Tuesday, July 03, 2007

Constructing Strong Marriages

Each year we spend 2-4 weekends talking about marriage from God's perspective. It never fails that I receive e-mails and notes and verbal messages in the halls saying, "Thank you." I don't think it has anything to do with me. I see it as evidence that marriages are under attack and being challenged and encouraged from God's Word is desperately needed. I'm not sure what to make of this though - many of the comments are from persons who have come through our Divorce Care ministry.

Here's one:
"Pastor Jeff,you delivered a powerful message this morning.I agree that it served many different life situations.Like many others,I just wish I'd been in the "seeking/listening mode" much earlier in my life .The answers and resultant lifestyle direction,which would have prevented so much heartache for so many, were there all along."

Another person said: "I could have saved a lot of money by following God's Word."

Stephanie and I in no way have marriage all figured out. We share the same struggles and difficulties as every other married couple. What we have figured out is that God's Word has everything we need to live the kind of life He intends for us.

Marriage is, I believe, God's number 1 evangelism tool. Marriage is intended to be a picture of the love and grace God has for the Church through Jesus Christ. That's the way I understand Ephesians 5. I find that when I begin to insist on my own rights - my own needs - focusing on ME - that's when things so awry in marriage.

I shared some scriptures that I think some men might have taken one way without applying to themselves. One was Proverbs 21:19 "It is better to live alone in the desert than with a crabby, complaining wife." (New Living) The same goes for husbands. Who wants to live with a crabby, complaining spouse? Husbands, we can't miss this. We must take the whole counsel of God's Word. For instance, we can't read Ephesians 5:22-23 and quit there. We must read on. One e-mail on Monday reminded me that Ephesians 5 has twice as many words about how a husband is to love his wife than there are about how a wife is to submit to her husband. That fact should not be lost on any husband - or wife!

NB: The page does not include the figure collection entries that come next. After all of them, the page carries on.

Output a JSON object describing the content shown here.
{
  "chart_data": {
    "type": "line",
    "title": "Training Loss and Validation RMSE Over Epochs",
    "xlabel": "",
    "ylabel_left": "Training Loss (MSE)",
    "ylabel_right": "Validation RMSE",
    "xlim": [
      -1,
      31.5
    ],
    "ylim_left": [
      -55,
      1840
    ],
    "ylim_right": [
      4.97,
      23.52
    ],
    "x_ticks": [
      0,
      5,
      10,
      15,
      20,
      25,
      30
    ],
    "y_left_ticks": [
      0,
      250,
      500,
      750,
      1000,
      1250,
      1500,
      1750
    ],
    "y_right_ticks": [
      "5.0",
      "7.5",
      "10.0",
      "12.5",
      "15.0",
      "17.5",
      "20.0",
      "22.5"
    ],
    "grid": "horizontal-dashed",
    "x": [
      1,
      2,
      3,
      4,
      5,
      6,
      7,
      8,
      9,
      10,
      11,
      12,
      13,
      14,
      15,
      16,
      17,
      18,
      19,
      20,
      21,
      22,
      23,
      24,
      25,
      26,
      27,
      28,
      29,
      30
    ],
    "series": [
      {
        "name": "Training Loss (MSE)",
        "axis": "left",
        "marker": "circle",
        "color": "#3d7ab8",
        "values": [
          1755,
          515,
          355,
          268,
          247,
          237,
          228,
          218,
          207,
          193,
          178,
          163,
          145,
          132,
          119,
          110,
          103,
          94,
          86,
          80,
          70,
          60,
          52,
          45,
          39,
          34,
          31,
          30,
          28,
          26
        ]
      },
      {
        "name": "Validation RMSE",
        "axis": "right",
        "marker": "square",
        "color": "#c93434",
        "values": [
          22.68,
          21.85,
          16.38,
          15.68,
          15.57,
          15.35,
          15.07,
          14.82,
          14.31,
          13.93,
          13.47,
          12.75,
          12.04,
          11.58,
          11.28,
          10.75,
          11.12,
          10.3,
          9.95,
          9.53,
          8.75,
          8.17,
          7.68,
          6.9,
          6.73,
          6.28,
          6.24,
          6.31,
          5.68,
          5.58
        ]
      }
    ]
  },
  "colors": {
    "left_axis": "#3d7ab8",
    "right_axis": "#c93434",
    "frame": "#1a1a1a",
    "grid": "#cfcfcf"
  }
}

Here's what I have found: when I meet Stephanie's needs - when I put her first - when I love her as Christ loves her - when I am Jesus to her - then my needs are met. Transformation happens in our marriage when we serve each other rather than insist on our own needs and rights. When we try to control the meeting of our needs we end up destroying instead of building.

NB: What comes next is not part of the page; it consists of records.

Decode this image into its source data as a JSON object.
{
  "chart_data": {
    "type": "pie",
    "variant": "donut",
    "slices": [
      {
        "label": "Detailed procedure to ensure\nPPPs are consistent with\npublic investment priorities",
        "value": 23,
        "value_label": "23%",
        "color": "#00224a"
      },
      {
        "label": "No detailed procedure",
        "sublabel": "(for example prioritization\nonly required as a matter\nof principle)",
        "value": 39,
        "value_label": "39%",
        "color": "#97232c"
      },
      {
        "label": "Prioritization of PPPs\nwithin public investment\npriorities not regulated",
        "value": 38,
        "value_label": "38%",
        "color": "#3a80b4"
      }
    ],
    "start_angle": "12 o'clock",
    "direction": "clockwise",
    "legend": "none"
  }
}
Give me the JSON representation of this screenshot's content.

Married or not, the principles of loving one another apply to all our relationships. If you're married - pray for and strive for the best marriage God intends. Not married yet - develop the character you want in a spouse. Widowed - may God's richest blessings be yours. Thank you for your model of faithfulness. Divorced - rest assured that God is not through with you yet (that's our theme this summer). God wants to use you even as He brings healing to your heart and life.

Are you in a difficult marriage? I wish I could give blanket advice but I can't. Some of you have tried and prayed and worked but to no avail. Your spouse cares nothing for the marriage. I can't tell you in a blog what to do. I can't tell you it's not time to give up.

Some of you are seeing results and the relationship is growing again. Keep the faith. When two work together it can work.

My prayer for Cornerstone and the whole community in which we live is that we will see a decrease in the divorce rate. That's why we talk about marriage a couple of times a year. It's God's single greatest tool to demonstrate His love and grace.